^I agree with DNZ here. I would characterize the Soviet Union in a few ways. I would either agree with Hillel Ticktin that it was a "non-mode of production" (neither state capitalist, socialist, etc.) but I could see making the logical step of characterizing the Soviet Union as a Coordinator society. If it was state-capitalist, it was a deformed version of capitalism to be sure.
Anyway, I agree with you somewhat. The Soviet Union did not intervene to "help the Afghans" or anything like that. Afghanistan has always, as the World Bank has noted, a positive pre-war record of cost recovery for key industries and great investment opportunities in telecommunications and energy.
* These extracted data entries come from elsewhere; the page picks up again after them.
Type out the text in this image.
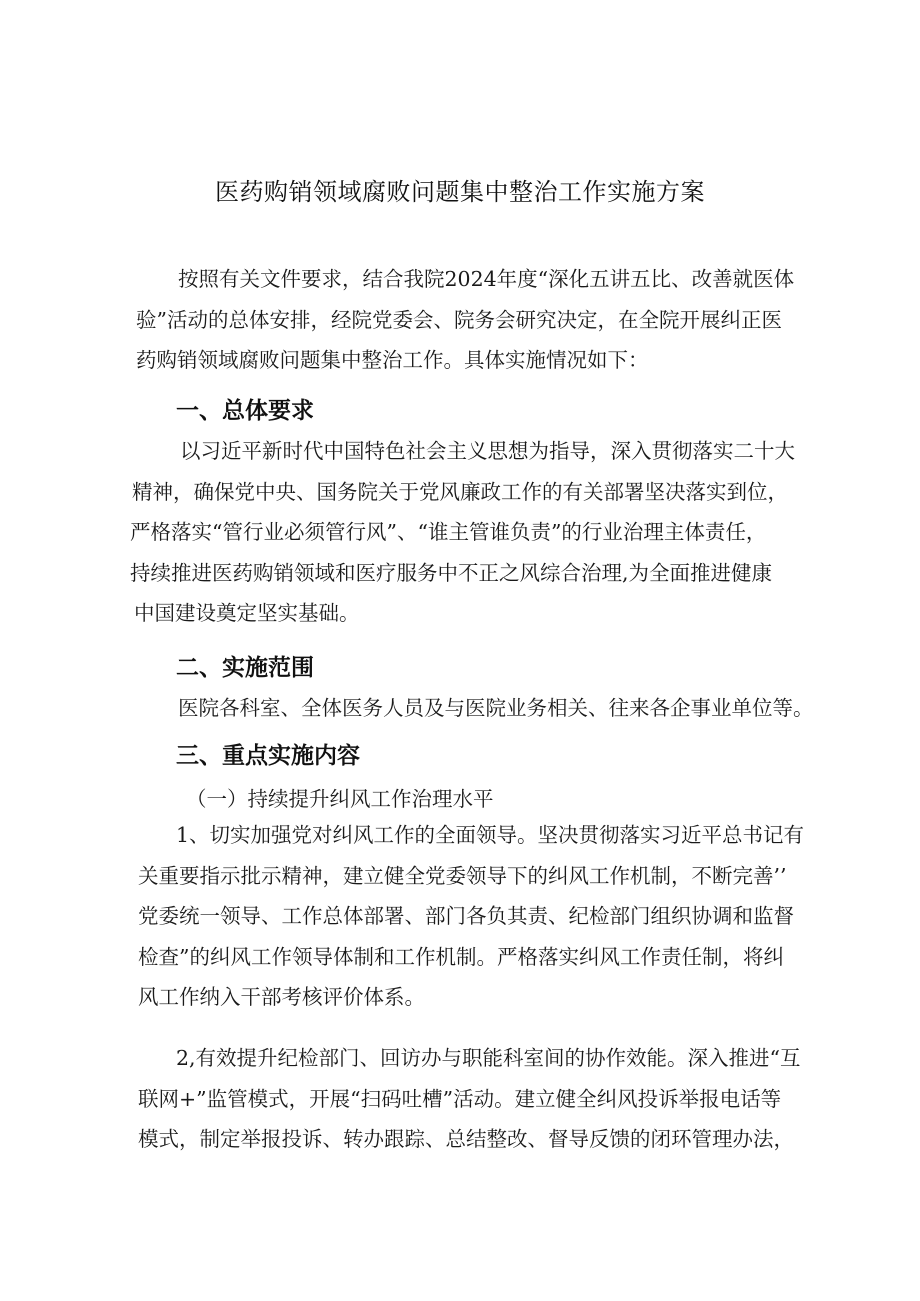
医药购销领域腐败问题集中整治工作实施方案
按照有关文件要求，结合我院2024年度“深化五讲五比、改善就医体
验”活动的总体安排，经院党委会、院务会研究决定，在全院开展纠正医
药购销领域腐败问题集中整治工作。具体实施情况如下：
一、总体要求
以习近平新时代中国特色社会主义思想为指导，深入贯彻落实二十大
精神，确保党中央、国务院关于党风廉政工作的有关部署坚决落实到位，
严格落实“管行业必须管行风”、“谁主管谁负责”的行业治理主体责任，
持续推进医药购销领域和医疗服务中不正之风综合治理,为全面推进健康
中国建设奠定坚实基础。
二、实施范围
医院各科室、全体医务人员及与医院业务相关、往来各企事业单位等。
三、重点实施内容
（一）持续提升纠风工作治理水平
1、切实加强党对纠风工作的全面领导。坚决贯彻落实习近平总书记有
关重要指示批示精神，建立健全党委领导下的纠风工作机制，不断完善’’
党委统一领导、工作总体部署、部门各负其责、纪检部门组织协调和监督
检查”的纠风工作领导体制和工作机制。严格落实纠风工作责任制，将纠
风工作纳入干部考核评价体系。
2,有效提升纪检部门、回访办与职能科室间的协作效能。深入推进“互
联网+”监管模式，开展“扫码吐槽”活动。建立健全纠风投诉举报电话等
模式，制定举报投诉、转办跟踪、总结整改、督导反馈的闭环管理办法，
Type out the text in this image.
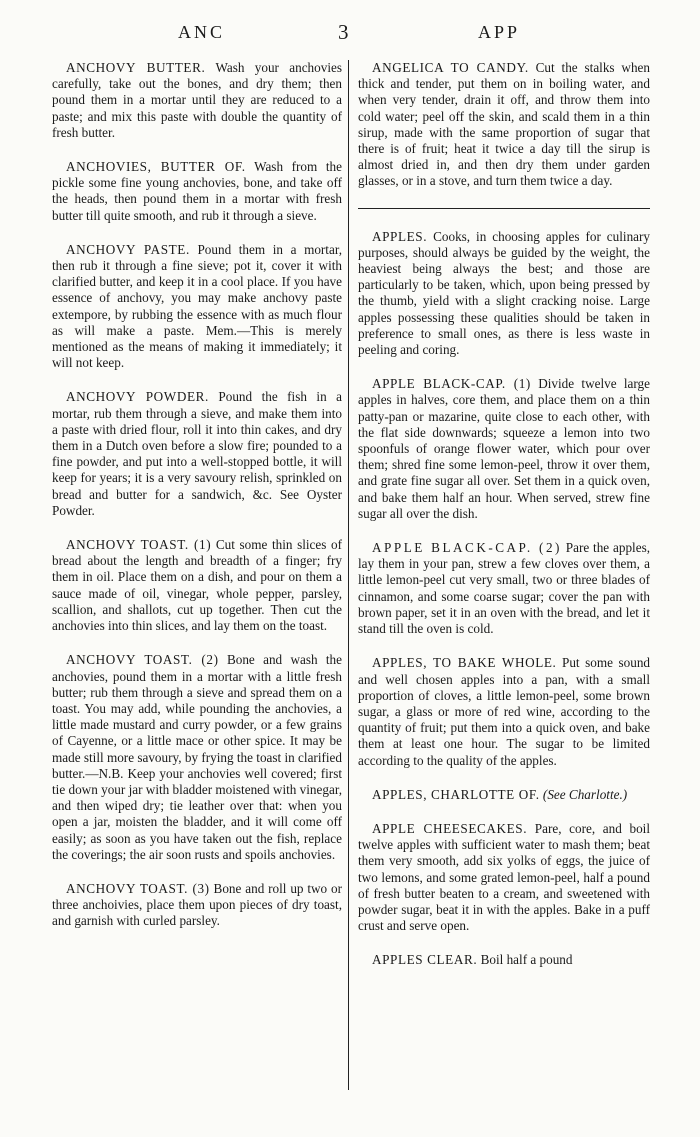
ANC	3	APP

ANCHOVY BUTTER. Wash your anchovies carefully, take out the bones, and dry them; then pound them in a mortar until they are reduced to a paste; and mix this paste with double the quantity of fresh butter.

ANCHOVIES, BUTTER OF. Wash from the pickle some fine young anchovies, bone, and take off the heads, then pound them in a mortar with fresh butter till quite smooth, and rub it through a sieve.

ANCHOVY PASTE. Pound them in a mortar, then rub it through a fine sieve; pot it, cover it with clarified butter, and keep it in a cool place. If you have essence of anchovy, you may make anchovy paste extempore, by rubbing the essence with as much flour as will make a paste. Mem.—This is merely mentioned as the means of making it immediately; it will not keep.

ANCHOVY POWDER. Pound the fish in a mortar, rub them through a sieve, and make them into a paste with dried flour, roll it into thin cakes, and dry them in a Dutch oven before a slow fire; pounded to a fine powder, and put into a well-stopped bottle, it will keep for years; it is a very savoury relish, sprinkled on bread and butter for a sandwich, &c. See Oyster Powder.

ANCHOVY TOAST. (1) Cut some thin slices of bread about the length and breadth of a finger; fry them in oil. Place them on a dish, and pour on them a sauce made of oil, vinegar, whole pepper, parsley, scallion, and shallots, cut up together. Then cut the anchovies into thin slices, and lay them on the toast.

ANCHOVY TOAST. (2) Bone and wash the anchovies, pound them in a mortar with a little fresh butter; rub them through a sieve and spread them on a toast. You may add, while pounding the anchovies, a little made mustard and curry powder, or a few grains of Cayenne, or a little mace or other spice. It may be made still more savoury, by frying the toast in clarified butter.—N.B. Keep your anchovies well covered; first tie down your jar with bladder moistened with vinegar, and then wiped dry; tie leather over that: when you open a jar, moisten the bladder, and it will come off easily; as soon as you have taken out the fish, replace the coverings; the air soon rusts and spoils anchovies.

ANCHOVY TOAST. (3) Bone and roll up two or three anchoivies, place them upon pieces of dry toast, and garnish with curled parsley.

ANGELICA TO CANDY. Cut the stalks when thick and tender, put them on in boiling water, and when very tender, drain it off, and throw them into cold water; peel off the skin, and scald them in a thin sirup, made with the same proportion of sugar that there is of fruit; heat it twice a day till the sirup is almost dried in, and then dry them under garden glasses, or in a stove, and turn them twice a day.

APPLES. Cooks, in choosing apples for culinary purposes, should always be guided by the weight, the heaviest being always the best; and those are particularly to be taken, which, upon being pressed by the thumb, yield with a slight cracking noise. Large apples possessing these qualities should be taken in preference to small ones, as there is less waste in peeling and coring.

APPLE BLACK-CAP. (1) Divide twelve large apples in halves, core them, and place them on a thin patty-pan or mazarine, quite close to each other, with the flat side downwards; squeeze a lemon into two spoonfuls of orange flower water, which pour over them; shred fine some lemon-peel, throw it over them, and grate fine sugar all over. Set them in a quick oven, and bake them half an hour. When served, strew fine sugar all over the dish.

APPLE BLACK-CAP. (2) Pare the apples, lay them in your pan, strew a few cloves over them, a little lemon-peel cut very small, two or three blades of cinnamon, and some coarse sugar; cover the pan with brown paper, set it in an oven with the bread, and let it stand till the oven is cold.

APPLES, TO BAKE WHOLE. Put some sound and well chosen apples into a pan, with a small proportion of cloves, a little lemon-peel, some brown sugar, a glass or more of red wine, according to the quantity of fruit; put them into a quick oven, and bake them at least one hour. The sugar to be limited according to the quality of the apples.

APPLES, CHARLOTTE OF. (See Charlotte.)

APPLE CHEESECAKES. Pare, core, and boil twelve apples with sufficient water to mash them; beat them very smooth, add six yolks of eggs, the juice of two lemons, and some grated lemon-peel, half a pound of fresh butter beaten to a cream, and sweetened with powder sugar, beat it in with the apples. Bake in a puff crust and serve open.

APPLES CLEAR. Boil half a pound
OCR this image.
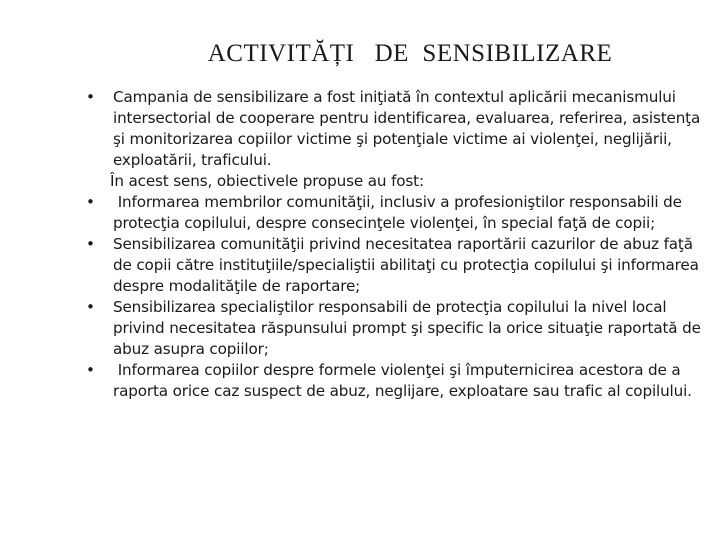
ACTIVITĂȚI   DE  SENSIBILIZARE
•	Campania de sensibilizare a fost iniţiată în contextul aplicării mecanismului intersectorial de cooperare pentru identificarea, evaluarea, referirea, asistenţa şi monitorizarea copiilor victime şi potenţiale victime ai violenţei, neglijării, exploatării, traficului.
În acest sens, obiectivele propuse au fost:
•	Informarea membrilor comunităţii, inclusiv a profesioniştilor responsabili de protecţia copilului, despre consecinţele violenţei, în special faţă de copii;
•	Sensibilizarea comunităţii privind necesitatea raportării cazurilor de abuz faţă de copii către instituţiile/specialiştii abilitaţi cu protecţia copilului şi informarea despre modalităţile de raportare;
•	Sensibilizarea specialiştilor responsabili de protecţia copilului la nivel local privind necesitatea răspunsului prompt şi specific la orice situaţie raportată de abuz asupra copiilor;
•	Informarea copiilor despre formele violenţei şi împuternicirea acestora de a raporta orice caz suspect de abuz, neglijare, exploatare sau trafic al copilului.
I note this in my writing attacking the United States intervention into Afghanistan but it defiantly isn't a secret and the Soviets took note of this.
I agree, the doctrine of anti-imperialism that is upheld, not just by Stalinists and Trots but from everyone from anarchists to liberals, seems to dwell into "morality" instead of class analysis. While the Soviet Union may have developed the areas of telecommunications and energy, it is unlikely they would have developed the country entirely (this isn't to deny that development of energy and telecommunications can have a huge effect on the development of a country as a whole). The PDP, on the other hand, as a movement that formed on it's own in the country, did have a good potential to modernize and secularize Afghanistan, helping to develop a proletariat class.
I agree with you completely though, upholding a doctrine of "anti-imperialism" void of all class analysis and material conditions would be silly. It seems, though, that when a movement forms on it's own in a certain area it has more potential to develop, etc. than if another nation were to impose it's will on another. That should also be kept in mind.